Twelve-year-old Jack Goerlinger recently received a wish through the Make-a-Wish Foundation. While he is extremely grateful, Jack said with uncanny honesty, “My real wish is that this never happened to me.” Jack has microscopic polyangiitis (MPA). The annual incidence of MPA is 3 cases per 1 million people. Just less than a year ago, Jack suddenly experienced fatigue, headache, fever, and weight loss, which quickly led to renal failure. When told he was in renal failure, Jack’s mother, Amy, responded with, “What’s renal?” Today Jack, Amy, and Jack’s father, Mark, are near experts on renal failure now that Jack is on dialysis three times a week and restricted to a “renal” diet.
Microscopic polyangiitis (also known as microscopic polyarteritis) is an autoimmune process that causes systemic inflammation of blood vessels. When blood vessels become inflamed, they become weakened and stretch, forming aneurysms, or become so thin they rupture, bleeding into the tissue. Vessels also can close off entirely, causing organs to become damaged from the loss of oxygen or nutrients that were being supplied by the blood. Kidney (renal) or lung involvement can lead to organ damage, as in Jack’s case.
EMS workers are not immune to such life-changing events. Jack’s father, Mark, is a Waupaca County sheriff who encounters ill or injured people daily in the 911 system; and now it would be his own son in crisis. Because of all this, Jack is so grown up “head and shoulders above other 12-year-olds.”

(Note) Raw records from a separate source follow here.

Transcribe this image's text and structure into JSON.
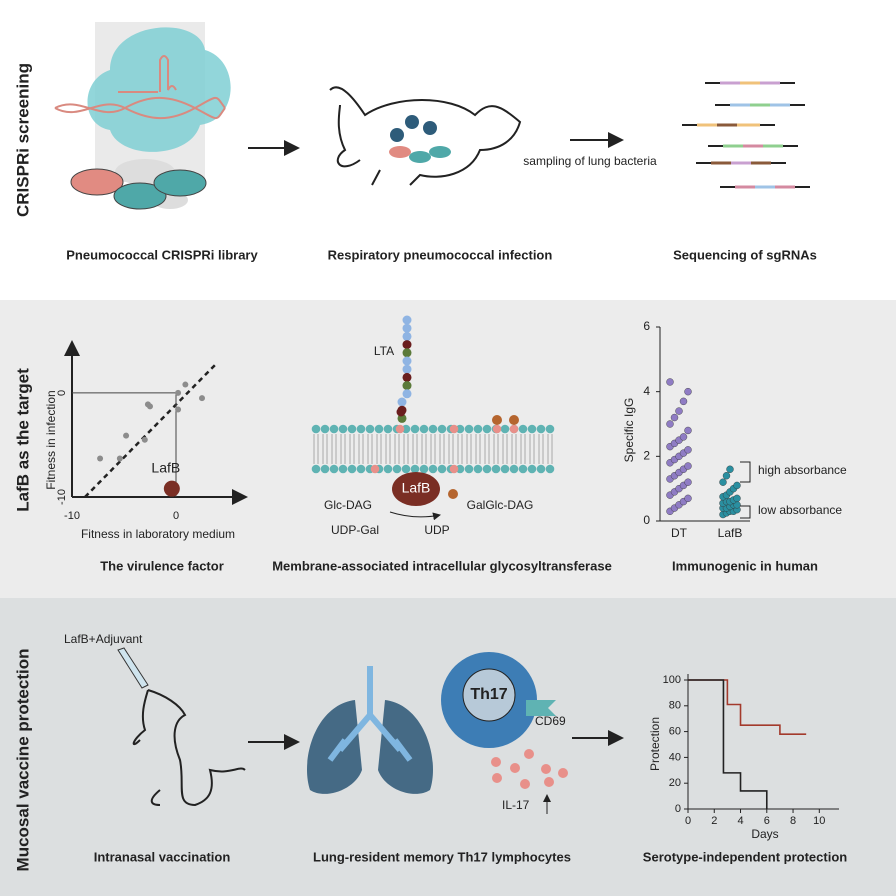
{
  "screening": {
    "title": "CRISPRi screening",
    "library_caption": "Pneumococcal CRISPRi library",
    "infection_caption": "Respiratory pneumococcal infection",
    "sampling_label": "sampling of lung bacteria",
    "sequencing_caption": "Sequencing of sgRNAs"
  },
  "target": {
    "title": "LafB as the target",
    "fitness_plot": {
      "type": "scatter",
      "x_label": "Fitness in laboratory medium",
      "y_label": "Fitness in infection",
      "xlim": [
        -10,
        6.5
      ],
      "ylim": [
        -10,
        4.6
      ],
      "xticks": [
        -10,
        0
      ],
      "yticks": [
        -10,
        0
      ],
      "points": {
        "x": [
          0.2,
          0.9,
          2.5,
          -2.5,
          0.2,
          -2.7,
          -4.8,
          -3,
          -5.4,
          -7.3
        ],
        "y": [
          0,
          0.8,
          -0.5,
          -1.3,
          -1.6,
          -1.1,
          -4.1,
          -4.5,
          -6.3,
          -6.3
        ],
        "color": "#8c8c8c"
      },
      "highlight": {
        "name": "LafB",
        "x": -0.4,
        "y": -9.2,
        "color": "#7a2e24"
      },
      "caption": "The virulence factor"
    },
    "membrane": {
      "lta_label": "LTA",
      "enzyme_label": "LafB",
      "substrate_label": "Glc-DAG",
      "donor_label": "UDP-Gal",
      "byproduct_label": "UDP",
      "product_label": "GalGlc-DAG",
      "caption": "Membrane-associated intracellular glycosyltransferase"
    },
    "igg_plot": {
      "type": "dot",
      "y_label": "Specific IgG",
      "ylim": [
        0,
        6
      ],
      "yticks": [
        0,
        2,
        4,
        6
      ],
      "series": [
        {
          "name": "DT",
          "color": "#8f7cc4",
          "values": [
            0.3,
            0.4,
            0.5,
            0.6,
            0.7,
            0.8,
            0.9,
            1.0,
            1.1,
            1.2,
            1.3,
            1.4,
            1.5,
            1.6,
            1.7,
            1.8,
            1.9,
            2.0,
            2.1,
            2.2,
            2.3,
            2.4,
            2.5,
            2.6,
            2.8,
            3.0,
            3.2,
            3.4,
            3.7,
            4.0,
            4.3
          ]
        },
        {
          "name": "LafB",
          "color": "#2a8fa0",
          "values": [
            0.2,
            0.25,
            0.3,
            0.3,
            0.35,
            0.4,
            0.4,
            0.45,
            0.5,
            0.5,
            0.55,
            0.6,
            0.6,
            0.65,
            0.7,
            0.75,
            0.8,
            0.9,
            1.0,
            1.1,
            1.2,
            1.4,
            1.6
          ]
        }
      ],
      "annotations": [
        "high absorbance",
        "low absorbance"
      ],
      "caption": "Immunogenic in human"
    }
  },
  "protection": {
    "title": "Mucosal vaccine  protection",
    "vaccine_label": "LafB+Adjuvant",
    "vaccination_caption": "Intranasal vaccination",
    "cell_label": "Th17",
    "marker_label": "CD69",
    "cytokine_label": "IL-17",
    "memory_caption": "Lung-resident memory Th17 lymphocytes",
    "survival_plot": {
      "type": "line",
      "x_label": "Days",
      "y_label": "Protection",
      "xlim": [
        0,
        11.5
      ],
      "ylim": [
        0,
        100
      ],
      "xticks": [
        0,
        2,
        4,
        6,
        8,
        10
      ],
      "yticks": [
        0,
        20,
        40,
        60,
        80,
        100
      ],
      "series": [
        {
          "color": "#a33a2c",
          "x": [
            0,
            3,
            3,
            4,
            4,
            7,
            7,
            9
          ],
          "values": [
            100,
            100,
            81,
            81,
            65,
            65,
            58,
            58
          ]
        },
        {
          "color": "#222222",
          "x": [
            0,
            2.7,
            2.7,
            4,
            4,
            6,
            6
          ],
          "values": [
            100,
            100,
            28,
            28,
            14,
            14,
            0
          ]
        }
      ],
      "caption": "Serotype-independent protection"
    }
  }
}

Jack’s mother told us outcome is strongly related to the severity of the disease and “Jack’s determination.” Because of prompt treatment, Jack is in remission. While his lung function has returned, he will need a kidney transplant, but he must wait one year from the onset of MPA (last January) to begin the transplant process, ensuring no more flare-ups that could put his new kidney at risk. Jack is a universal kidney recipient or AB positive; both of his parents hope one of them is able to donate the kidney that will return their son to the normal life of a teenager.
Jack’s seventh grade class and his EMS caregivers stitched together a quilt of colorful squares to let him know how much they care about him and his recovery. As diverse as the colorful squares, so are the bonds with our patients woven into the fundamental fabric of our EMS hearts. Our wish for Jack is a full recovery to a healthy, normal, disease-free life!